Digest::SHA256.hexdigest(normalize_hash(hash))

I added a digest to all new and existing subscriber lists.

# in SubscriberList class
before_save do
  self.attributes_digest = HashDigest.new(attributes).generate
end

# migration
class AddDigestToExistingSubscriberLists < ActiveRecord::Migration[5.2]
  disable_ddl_transaction!

   def change
    SubscriberList.where("attributes_digest IS NULL").find_each do |list|
      list.attributes_digest = HashDigest.new(list.attributes).generate
      list.save!
    end
  end
end

Finally, I updated the query to use this new column:

def find_subscriber_list(query)
  digest = HashDigest.new(query).generate
  SubscriberList.find_by_attributes_digest(digest)
end

This seemingly simple change removes the work from ruby (aside from generating a hash for queries and subscriber list updates) and into postgres.

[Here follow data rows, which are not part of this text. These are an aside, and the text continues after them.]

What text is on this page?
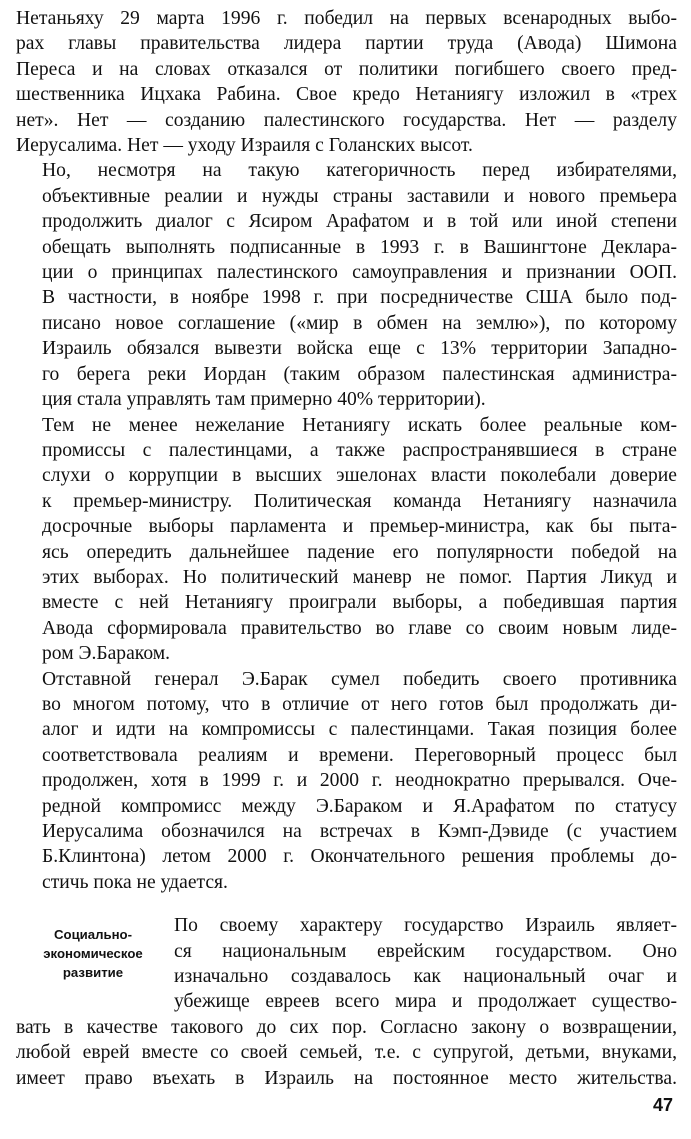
Нетаньяху 29 марта 1996 г. победил на первых всенародных выбо-
рах главы правительства лидера партии труда (Авода) Шимона
Переса и на словах отказался от политики погибшего своего пред-
шественника Ицхака Рабина. Свое кредо Нетаниягу изложил в «трех
нет». Нет — созданию палестинского государства. Нет — разделу
Иерусалима. Нет — уходу Израиля с Голанских высот.
Но, несмотря на такую категоричность перед избирателями,
объективные реалии и нужды страны заставили и нового премьера
продолжить диалог с Ясиром Арафатом и в той или иной степени
обещать выполнять подписанные в 1993 г. в Вашингтоне Деклара-
ции о принципах палестинского самоуправления и признании ООП.
В частности, в ноябре 1998 г. при посредничестве США было под-
писано новое соглашение («мир в обмен на землю»), по которому
Израиль обязался вывезти войска еще с 13% территории Западно-
го берега реки Иордан (таким образом палестинская администра-
ция стала управлять там примерно 40% территории).
Тем не менее нежелание Нетаниягу искать более реальные ком-
промиссы с палестинцами, а также распространявшиеся в стране
слухи о коррупции в высших эшелонах власти поколебали доверие
к премьер-министру. Политическая команда Нетаниягу назначила
досрочные выборы парламента и премьер-министра, как бы пыта-
ясь опередить дальнейшее падение его популярности победой на
этих выборах. Но политический маневр не помог. Партия Ликуд и
вместе с ней Нетаниягу проиграли выборы, а победившая партия
Авода сформировала правительство во главе со своим новым лиде-
ром Э.Бараком.
Отставной генерал Э.Барак сумел победить своего противника
во многом потому, что в отличие от него готов был продолжать ди-
алог и идти на компромиссы с палестинцами. Такая позиция более
соответствовала реалиям и времени. Переговорный процесс был
продолжен, хотя в 1999 г. и 2000 г. неоднократно прерывался. Оче-
редной компромисс между Э.Бараком и Я.Арафатом по статусу
Иерусалима обозначился на встречах в Кэмп-Дэвиде (с участием
Б.Клинтона) летом 2000 г. Окончательного решения проблемы до-
стичь пока не удается.
Социально-
экономическое
развитие
По своему характеру государство Израиль являет-
ся национальным еврейским государством. Оно
изначально создавалось как национальный очаг и
убежище евреев всего мира и продолжает существо-
вать в качестве такового до сих пор. Согласно закону о возвращении,
любой еврей вместе со своей семьей, т.е. с супругой, детьми, внуками,
имеет право въехать в Израиль на постоянное место жительства.
47
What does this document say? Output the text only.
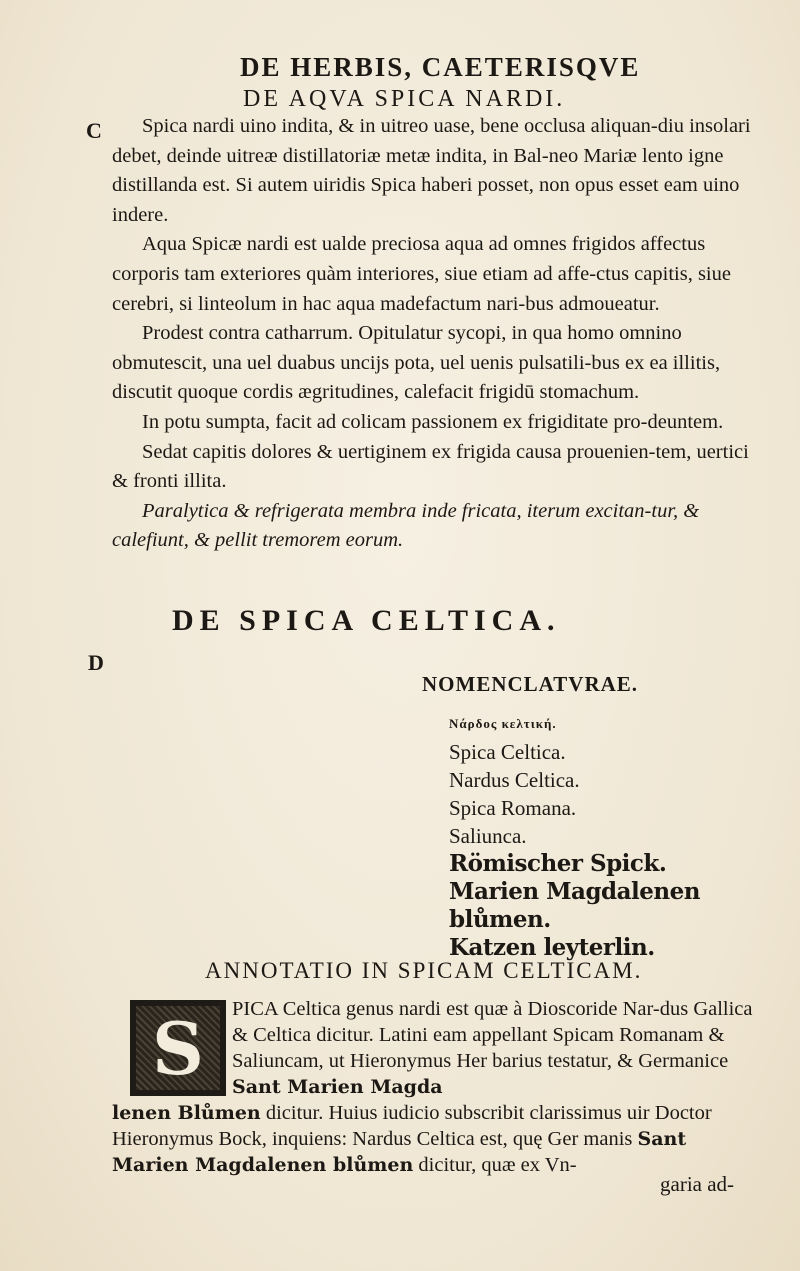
DE HERBIS, CAETERISQVE
DE AQVA SPICA NARDI.
C
D

Spica nardi uino indita, & in uitreo uase, bene occlusa aliquan-diu insolari debet, deinde uitreæ distillatoriæ metæ indita, in Bal-neo Mariæ lento igne distillanda est. Si autem uiridis Spica haberi posset, non opus esset eam uino indere.

Aqua Spicæ nardi est ualde preciosa aqua ad omnes frigidos affectus corporis tam exteriores quàm interiores, siue etiam ad affe-ctus capitis, siue cerebri, si linteolum in hac aqua madefactum nari-bus admoueatur.

Prodest contra catharrum. Opitulatur sycopi, in qua homo omnino obmutescit, una uel duabus uncijs pota, uel uenis pulsatili-bus ex ea illitis, discutit quoque cordis ægritudines, calefacit frigidū stomachum.

In potu sumpta, facit ad colicam passionem ex frigiditate pro-deuntem.

Sedat capitis dolores & uertiginem ex frigida causa prouenien-tem, uertici & fronti illita.

Paralytica & refrigerata membra inde fricata, iterum excitan-tur, & calefiunt, & pellit tremorem eorum.

DE SPICA CELTICA.
NOMENCLATVRAE.
Νάρδος κελτική.
Spica Celtica.
Nardus Celtica.
Spica Romana.
Saliunca.
Römischer Spick.
Marien Magdalenen
blůmen.
Katzen leyterlin.
ANNOTATIO IN SPICAM CELTICAM.
S	PICA Celtica genus nardi est quæ à Dioscoride Nar-dus Gallica & Celtica dicitur. Latini eam appellant Spicam Romanam & Saliuncam, ut Hieronymus Her barius testatur, & Germanice Sant Marien Magda

lenen Blůmen dicitur. Huius iudicio subscribit clarissimus uir Doctor Hieronymus Bock, inquiens: Nardus Celtica est, quę Ger manis Sant Marien Magdalenen blůmen dicitur, quæ ex Vn-

garia ad-
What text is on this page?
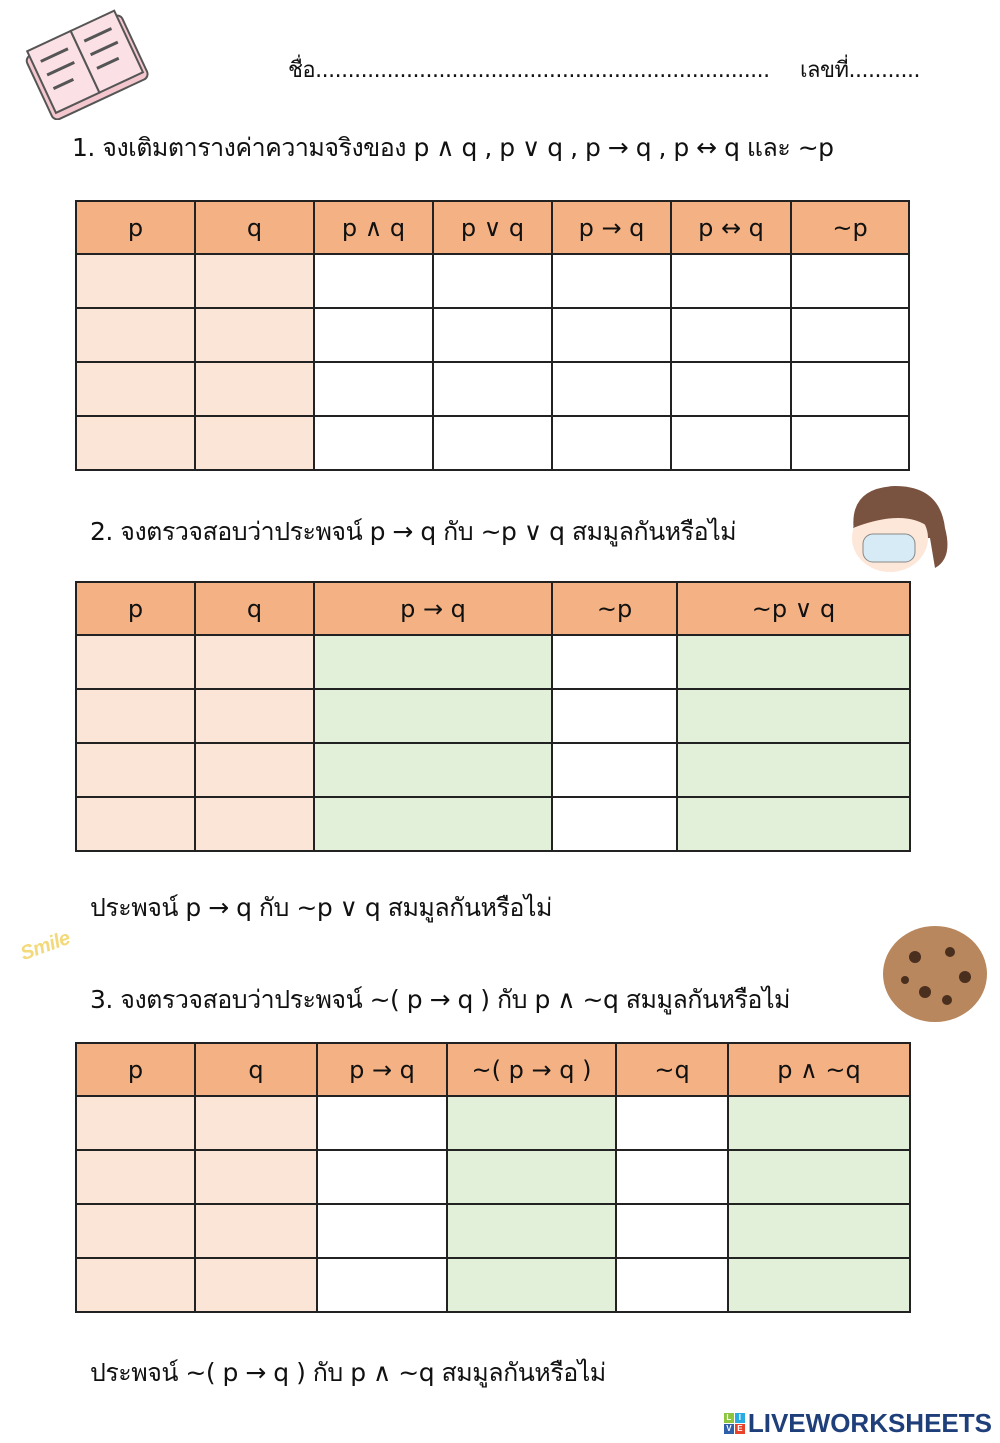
ชื่อ...................................................................... เลขที่...........
1. จงเติมตารางค่าความจริงของ p ∧ q , p ∨ q , p → q , p ↔ q และ ~p
p	q	p ∧ q	p ∨ q	p → q	p ↔ q	~p

2. จงตรวจสอบว่าประพจน์ p → q กับ ~p ∨ q สมมูลกันหรือไม่
p	q	p → q	~p	~p ∨ q

ประพจน์ p → q กับ ~p ∨ q สมมูลกันหรือไม่
Smile
3. จงตรวจสอบว่าประพจน์ ~( p → q ) กับ p ∧ ~q สมมูลกันหรือไม่
p	q	p → q	~( p → q )	~q	p ∧ ~q

ประพจน์ ~( p → q ) กับ p ∧ ~q สมมูลกันหรือไม่
L I
V E LIVEWORKSHEETS
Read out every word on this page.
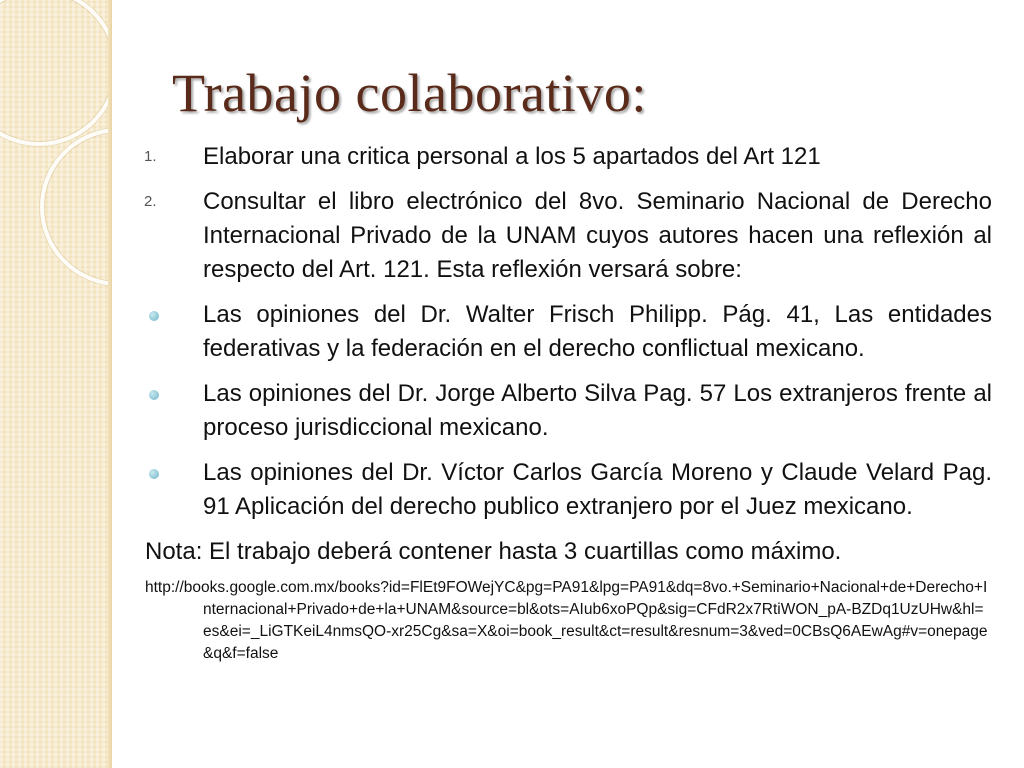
Trabajo colaborativo:
1.	Elaborar una critica personal a los 5 apartados del Art 121
2.	Consultar el libro electrónico del 8vo. Seminario Nacional de Derecho Internacional Privado de la UNAM cuyos autores hacen una reflexión al respecto del Art. 121. Esta reflexión versará sobre:
Las opiniones del Dr. Walter Frisch Philipp. Pág. 41, Las entidades federativas y la federación en el derecho conflictual mexicano.
Las opiniones del Dr. Jorge Alberto Silva Pag. 57 Los extranjeros frente al proceso jurisdiccional mexicano.
Las opiniones del Dr. Víctor Carlos García Moreno y Claude Velard Pag. 91 Aplicación del derecho publico extranjero por el Juez mexicano.

Nota: El trabajo deberá contener hasta 3 cuartillas como máximo.

http://books.google.com.mx/books?id=FlEt9FOWejYC&pg=PA91&lpg=PA91&dq=8vo.+Seminario+Nacional+de+Derecho+Internacional+Privado+de+la+UNAM&source=bl&ots=AIub6xoPQp&sig=CFdR2x7RtiWON_pA-BZDq1UzUHw&hl=es&ei=_LiGTKeiL4nmsQO-xr25Cg&sa=X&oi=book_result&ct=result&resnum=3&ved=0CBsQ6AEwAg#v=onepage&q&f=false
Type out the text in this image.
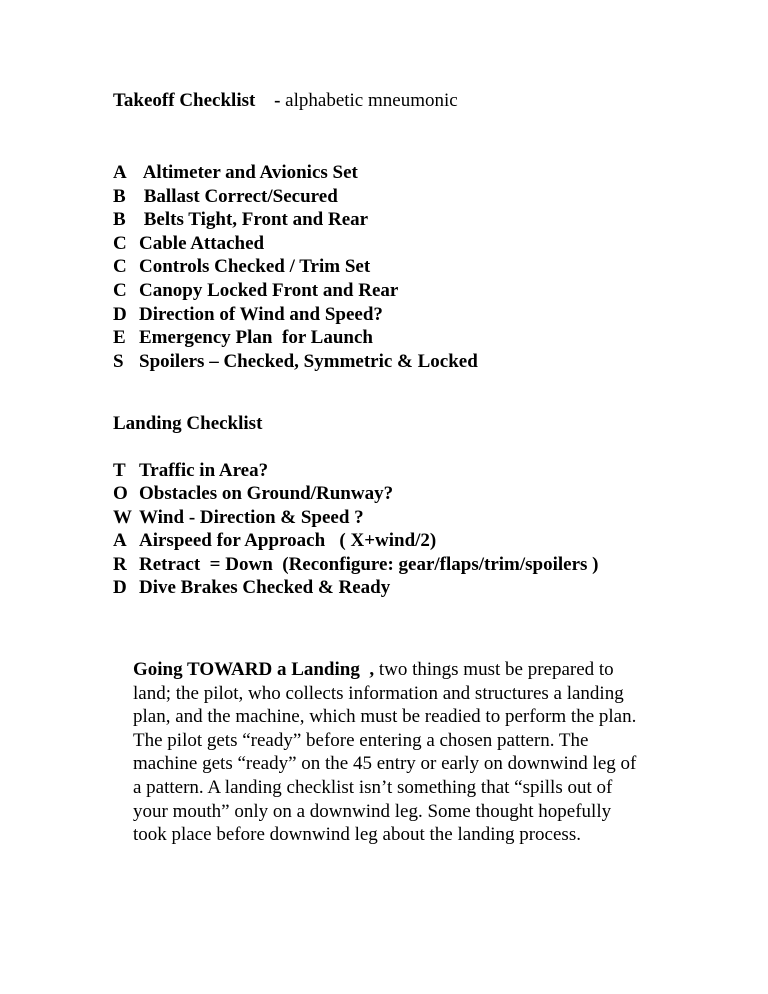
Takeoff Checklist - alphabetic mneumonic
A Altimeter and Avionics Set
B Ballast Correct/Secured
B Belts Tight, Front and Rear
C Cable Attached
C Controls Checked / Trim Set
C Canopy Locked Front and Rear
D Direction of Wind and Speed?
E Emergency Plan  for Launch
S Spoilers – Checked, Symmetric & Locked
Landing Checklist
T Traffic in Area?
O Obstacles on Ground/Runway?
W Wind - Direction & Speed ?
A Airspeed for Approach   ( X+wind/2)
R Retract  = Down  (Reconfigure: gear/flaps/trim/spoilers )
D Dive Brakes Checked & Ready

Going TOWARD a Landing  , two things must be prepared to land; the pilot, who collects information and structures a landing plan, and the machine, which must be readied to perform the plan. The pilot gets “ready” before entering a chosen pattern. The machine gets “ready” on the 45 entry or early on downwind leg of a pattern. A landing checklist isn’t something that “spills out of your mouth” only on a downwind leg. Some thought hopefully took place before downwind leg about the landing process.
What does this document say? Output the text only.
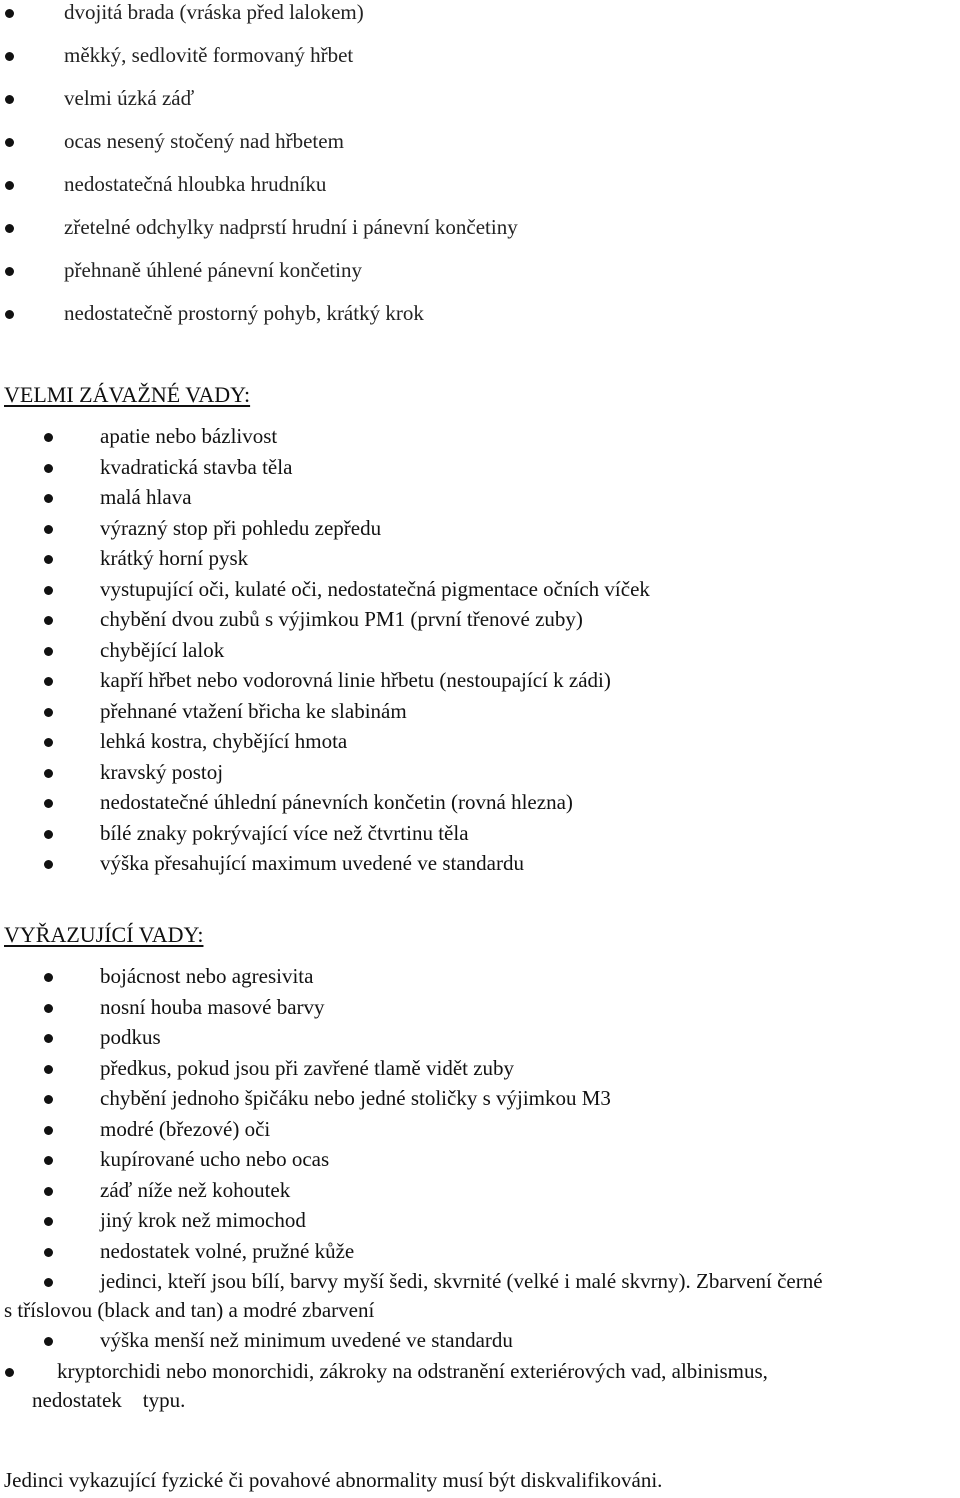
dvojitá brada (vráska před lalokem)
měkký, sedlovitě formovaný hřbet
velmi úzká záď
ocas nesený stočený nad hřbetem
nedostatečná hloubka hrudníku
zřetelné odchylky nadprstí hrudní i pánevní končetiny
přehnaně úhlené pánevní končetiny
nedostatečně prostorný pohyb, krátký krok
VELMI ZÁVAŽNÉ VADY:
apatie nebo bázlivost
kvadratická stavba těla
malá hlava
výrazný stop při pohledu zepředu
krátký horní pysk
vystupující oči, kulaté oči, nedostatečná pigmentace očních víček
chybění dvou zubů s výjimkou PM1 (první třenové zuby)
chybějící lalok
kapří hřbet nebo vodorovná linie hřbetu (nestoupající k zádi)
přehnané vtažení břicha ke slabinám
lehká kostra, chybějící hmota
kravský postoj
nedostatečné úhlední pánevních končetin (rovná hlezna)
bílé znaky pokrývající více než čtvrtinu těla
výška přesahující maximum uvedené ve standardu
VYŘAZUJÍCÍ VADY:
bojácnost nebo agresivita
nosní houba masové barvy
podkus
předkus, pokud jsou při zavřené tlamě vidět zuby
chybění jednoho špičáku nebo jedné stoličky s výjimkou M3
modré (březové) oči
kupírované ucho nebo ocas
záď níže než kohoutek
jiný krok než mimochod
nedostatek volné, pružné kůže
jedinci, kteří jsou bílí, barvy myší šedi, skvrnité (velké i malé skvrny). Zbarvení černé
s tříslovou (black and tan) a modré zbarvení
výška menší než minimum uvedené ve standardu
kryptorchidi nebo monorchidi, zákroky na odstranění exteriérových vad, albinismus,
nedostatek    typu.
Jedinci vykazující fyzické či povahové abnormality musí být diskvalifikováni.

The index makes it considerably faster to look up an exact match.

Knowing it worked

I ran a benchmark to demonstrate the performance improvement.

99% of requests were completed with 3161ms for the old query, compared to 66ms with the new query, or almost 50x faster.

I created 25k subscriber lists locally, and fired requests at the old and new query using ab, a benchmarking tool.

ab -t 10 -r -c 5 /endpoint?tag[]=a12,b23,c34,d45...

Benchmark results

The original query performed poorly:

18 requests completed.

Percentage of the requests served within a certain time (ms)
50% 2518
66% 2549
75% 2744
80% 2873
90% 3138
95% 3161
98% 3161
99% 3161
100% 3161 (longest request)

The new query performed much better:

1167 requests completed.

Percentage of the requests served within a certain time (ms)
50% 41
66% 45
75% 47
80% 49
90% 53
95% 57
98% 63
99% 66
100% 598 (longest request)

I was able to reproduce this performance improvement in a staging environment, so it went to production. There was a cliff-edge drop in response time for that endpoint, which confirmed that the optimisation was a success.

Conclusion

Thanks to Kevin, the senior developer who reviewed my work and helped me with the deploy plan for this.

This may not be an orthodox way to fix this problem, but if you’re in a similar situation, I hope this helps you. I’d be keen to hear from others who have solved this kind of problem in other ways.